6 de novembro de 2015

Com vocês, a nova Barbie: feminismo aberto ao contraditório



Uma provocação inteligente é suficiente para me retirar da inércia. Assim foi com a nova campanha publicitária da boneca Barbie.

O anúncio traz meninas em posição de liderança profissional (fazendo às vezes de médica, mulher de negócios, técnica de futebol, guia de museu), exibindo uma mistura de fofura e autonomia. Depois, estas crianças aparecem brincando com a Barbie, numa espécie de ensaio para seu futuro de mulheres autônomas e bem-sucedidas.

Trata-se de uma campanha onde atua o fenômeno da redução mítica, identificada pelo filósofo Umberto Eco nas histórias em quadrinhos da turma do Charlie Brown, escritas por Schultz. Nessas histórias, os mitos (entendidos, aqui, simplesmente como narrativas que estruturam a sociedade e têm caráter recorrente ou cíclico) ligados ao universo adulto, a exemplo do mito do homem de negócios, são revestidas de atributos do universo infantil (e redução, nesse caso, significa transposição). E essa coexistência contrastante entre o adulto e o infantil estimula, na opinião do pensador italiano, a reflexão crítica no seio da cultura de massa, que tenderia a solapar a criticidade.

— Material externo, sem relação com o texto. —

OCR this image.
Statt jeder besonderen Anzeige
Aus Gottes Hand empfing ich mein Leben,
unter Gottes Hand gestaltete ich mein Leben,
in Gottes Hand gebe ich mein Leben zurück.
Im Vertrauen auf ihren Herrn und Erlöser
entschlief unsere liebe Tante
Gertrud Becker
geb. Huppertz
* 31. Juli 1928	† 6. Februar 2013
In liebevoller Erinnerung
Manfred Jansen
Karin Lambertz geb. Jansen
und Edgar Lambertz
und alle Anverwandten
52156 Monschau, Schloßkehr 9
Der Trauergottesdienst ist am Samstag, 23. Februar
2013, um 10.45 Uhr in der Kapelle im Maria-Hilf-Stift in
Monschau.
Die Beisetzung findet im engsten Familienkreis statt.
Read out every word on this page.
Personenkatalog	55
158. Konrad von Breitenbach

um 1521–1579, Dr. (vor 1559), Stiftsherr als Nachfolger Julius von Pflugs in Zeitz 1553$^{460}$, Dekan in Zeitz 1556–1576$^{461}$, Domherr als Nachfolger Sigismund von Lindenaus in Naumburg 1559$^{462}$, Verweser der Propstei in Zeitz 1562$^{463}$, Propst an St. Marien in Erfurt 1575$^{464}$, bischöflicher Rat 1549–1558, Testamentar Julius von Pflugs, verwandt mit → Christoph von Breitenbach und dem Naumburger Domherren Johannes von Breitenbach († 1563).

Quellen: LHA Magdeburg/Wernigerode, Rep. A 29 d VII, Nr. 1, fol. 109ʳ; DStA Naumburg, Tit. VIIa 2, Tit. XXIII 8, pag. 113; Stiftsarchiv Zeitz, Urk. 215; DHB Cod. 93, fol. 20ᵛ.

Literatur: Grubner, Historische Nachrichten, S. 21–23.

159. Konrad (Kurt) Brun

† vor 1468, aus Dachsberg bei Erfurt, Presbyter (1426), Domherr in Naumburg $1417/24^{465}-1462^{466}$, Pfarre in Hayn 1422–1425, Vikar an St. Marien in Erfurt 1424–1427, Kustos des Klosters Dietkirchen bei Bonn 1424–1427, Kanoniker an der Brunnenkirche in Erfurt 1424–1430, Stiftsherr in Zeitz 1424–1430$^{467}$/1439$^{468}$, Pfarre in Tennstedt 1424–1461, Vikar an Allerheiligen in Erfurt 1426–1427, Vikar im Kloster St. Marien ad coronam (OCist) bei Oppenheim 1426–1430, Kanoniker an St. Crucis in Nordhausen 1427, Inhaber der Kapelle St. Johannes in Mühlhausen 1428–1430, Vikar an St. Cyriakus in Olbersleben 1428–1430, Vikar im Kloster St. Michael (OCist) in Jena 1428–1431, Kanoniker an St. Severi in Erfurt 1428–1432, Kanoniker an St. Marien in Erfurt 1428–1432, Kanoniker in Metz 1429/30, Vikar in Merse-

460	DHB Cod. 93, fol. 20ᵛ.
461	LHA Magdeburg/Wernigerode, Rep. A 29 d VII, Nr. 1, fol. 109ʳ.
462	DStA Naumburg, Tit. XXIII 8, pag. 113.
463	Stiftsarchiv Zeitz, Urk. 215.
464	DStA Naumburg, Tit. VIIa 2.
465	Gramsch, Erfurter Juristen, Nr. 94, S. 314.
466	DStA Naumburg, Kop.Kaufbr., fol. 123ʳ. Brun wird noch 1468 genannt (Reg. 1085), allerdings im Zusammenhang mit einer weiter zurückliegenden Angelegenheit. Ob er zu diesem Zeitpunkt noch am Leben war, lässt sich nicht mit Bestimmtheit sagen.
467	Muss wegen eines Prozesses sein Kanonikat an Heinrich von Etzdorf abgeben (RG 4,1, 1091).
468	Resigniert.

A nova campanha publicitária da Barbie é uma proposta feminista que não escapa da tradicional receita patriarcal da garota que precisa ensaiar para ser mulher.

26 anos atrás, bem antes de Simone Beauvoir ser convidada a se tornar tema de redação do Enem, Yoná Magalhães representou, na TV, uma das personagens da novela Tieta, adaptação de Aguinaldo Silva para o romance quase homônimo de Jorge Amado (Tieta do Agreste).

A certa altura da trama, a antes maltratada e subserviente Tônia, recém-viúva, regressa do Rio de Janeiro para as dunas de Mangue Seco, desfilando uma incrível transformação, cujo pano de fundo era a música Uma Nova Mulher, de Simone. Com mais de 50 anos, Yoná Magalhães ilustrava uma canção cuja letra falava no desejo da mulher de poder sair das sombras e colocar no coração dos homens a sede de paixão, com segredo e malícia.

Em contraste com esta vocação feminista, o vestido azul de Tônia remetia ao dogma da Imaculada Conceição. Ou, talvez, o contraste seja aparente, tendo em vista que a Virgem Maria assumiu riscos/voos tipicamente feministas há mais de 2 mil anos.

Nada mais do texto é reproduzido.